Eight men’s ODI and T20 events, comprising two men’s ODI World Cups, four men’s T20 World Cups and two ICC Champions Trophies, will be staged from 2024-2031 cycle and the members were invited to submit a preliminary technical proposal as a potential host. This included individual country submissions as well as joint proposals.

Initial submissions have been received from Australia, Bangladesh, England, India, Ireland, Malaysia, Namibia, New Zealand, Oman, Pakistan, Scotland, South Africa, Sri Lanka, West Indies, UAE, USA and Zimbabwe.

The BCCI last month decided to bid for three global events — including two World Cups in shorter formats — during the next cycle that starts from 2024, but the Indian board is not keen on paying any hosting fee – as per a PTI report. There will also be an issue of a tax waiver which BCCI needs to get from its own government to host an ICC event.

The BCCI decided during its last Emergent Apex Council meeting. It was learnt that the BCCI would bid for one Champions Trophy, a T20 World Cup and a 50-over World Cup.

Following the expansion to its event programme in the next cycle, the International Cricket Council has commenced the process to identify the hosts for men’s white-ball events to be held post-2023.

The hosting of the ICC World Test Championship Final, the ICC women’s and under-19 events in the new cycle will be determined in a separate process that will get underway later this year, the ICC said in a press release.

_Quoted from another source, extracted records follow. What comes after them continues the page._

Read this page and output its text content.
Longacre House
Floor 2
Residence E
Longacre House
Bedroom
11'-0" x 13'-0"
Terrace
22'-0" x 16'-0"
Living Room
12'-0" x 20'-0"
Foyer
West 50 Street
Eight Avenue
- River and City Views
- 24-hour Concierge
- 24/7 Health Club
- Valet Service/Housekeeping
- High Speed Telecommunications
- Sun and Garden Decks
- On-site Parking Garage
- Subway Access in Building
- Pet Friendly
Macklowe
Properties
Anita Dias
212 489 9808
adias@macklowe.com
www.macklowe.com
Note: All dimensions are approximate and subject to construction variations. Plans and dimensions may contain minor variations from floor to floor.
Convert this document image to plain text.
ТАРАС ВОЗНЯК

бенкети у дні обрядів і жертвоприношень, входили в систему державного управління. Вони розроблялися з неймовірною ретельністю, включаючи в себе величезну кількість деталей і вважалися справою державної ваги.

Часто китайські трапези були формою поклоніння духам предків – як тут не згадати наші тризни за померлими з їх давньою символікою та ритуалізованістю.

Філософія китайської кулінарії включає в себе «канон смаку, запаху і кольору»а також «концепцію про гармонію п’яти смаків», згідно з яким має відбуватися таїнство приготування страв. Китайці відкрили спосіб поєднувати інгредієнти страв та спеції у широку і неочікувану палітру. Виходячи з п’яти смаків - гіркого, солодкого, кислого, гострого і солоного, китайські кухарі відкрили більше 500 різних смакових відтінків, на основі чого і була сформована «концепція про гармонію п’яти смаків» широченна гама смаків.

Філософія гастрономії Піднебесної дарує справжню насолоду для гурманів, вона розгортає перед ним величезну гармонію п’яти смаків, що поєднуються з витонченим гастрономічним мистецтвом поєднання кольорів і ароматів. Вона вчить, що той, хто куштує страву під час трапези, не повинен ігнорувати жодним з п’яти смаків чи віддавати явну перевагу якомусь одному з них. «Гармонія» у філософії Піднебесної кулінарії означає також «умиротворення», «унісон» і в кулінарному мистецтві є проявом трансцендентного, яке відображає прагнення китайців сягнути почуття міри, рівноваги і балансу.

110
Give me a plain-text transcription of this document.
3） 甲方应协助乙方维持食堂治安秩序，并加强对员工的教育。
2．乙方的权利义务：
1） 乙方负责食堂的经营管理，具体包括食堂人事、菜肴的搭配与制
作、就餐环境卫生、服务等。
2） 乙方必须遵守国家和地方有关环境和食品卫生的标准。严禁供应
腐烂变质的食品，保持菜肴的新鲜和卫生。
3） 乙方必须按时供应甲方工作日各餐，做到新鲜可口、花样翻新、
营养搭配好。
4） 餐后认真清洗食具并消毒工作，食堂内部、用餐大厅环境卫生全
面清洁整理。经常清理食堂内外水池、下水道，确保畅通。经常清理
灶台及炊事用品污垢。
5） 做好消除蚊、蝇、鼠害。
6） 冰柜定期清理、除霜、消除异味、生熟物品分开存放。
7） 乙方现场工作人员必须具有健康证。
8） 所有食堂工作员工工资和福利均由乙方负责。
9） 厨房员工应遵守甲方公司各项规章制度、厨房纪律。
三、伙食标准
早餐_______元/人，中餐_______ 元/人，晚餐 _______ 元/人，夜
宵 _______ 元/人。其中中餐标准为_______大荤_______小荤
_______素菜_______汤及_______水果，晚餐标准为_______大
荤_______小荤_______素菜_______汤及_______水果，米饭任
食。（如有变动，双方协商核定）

ICC acting chief executive Geoff Allardice said: “We are delighted with the response from our Members to hosting ICC men’s white-ball events post 2023. This process allows us to extend our range of hosts and grow interested in cricket worldwide reaching more fans whilst creating a long-term legacy for the sport.

“Cricket has more than a billion fans worldwide, and ICC events have a proven track record of bringing significant economic and social benefits for host counties.

“These events provide hosts with a wonderful opportunity to work closely with local communities to grow the game whilst supporting economic and social development public policy goals.”

Recently the ICC had announced that the Champions Trophy, which hasn’t been held after 2017 in England, will be revived during the next FTP cycle and accordingly India has decided to bid for it.

Allardice added, “We will now move forward to the second phase of the process where Members will provide a more detailed proposal before the ICC Board takes decisions on our future hosts later this year.”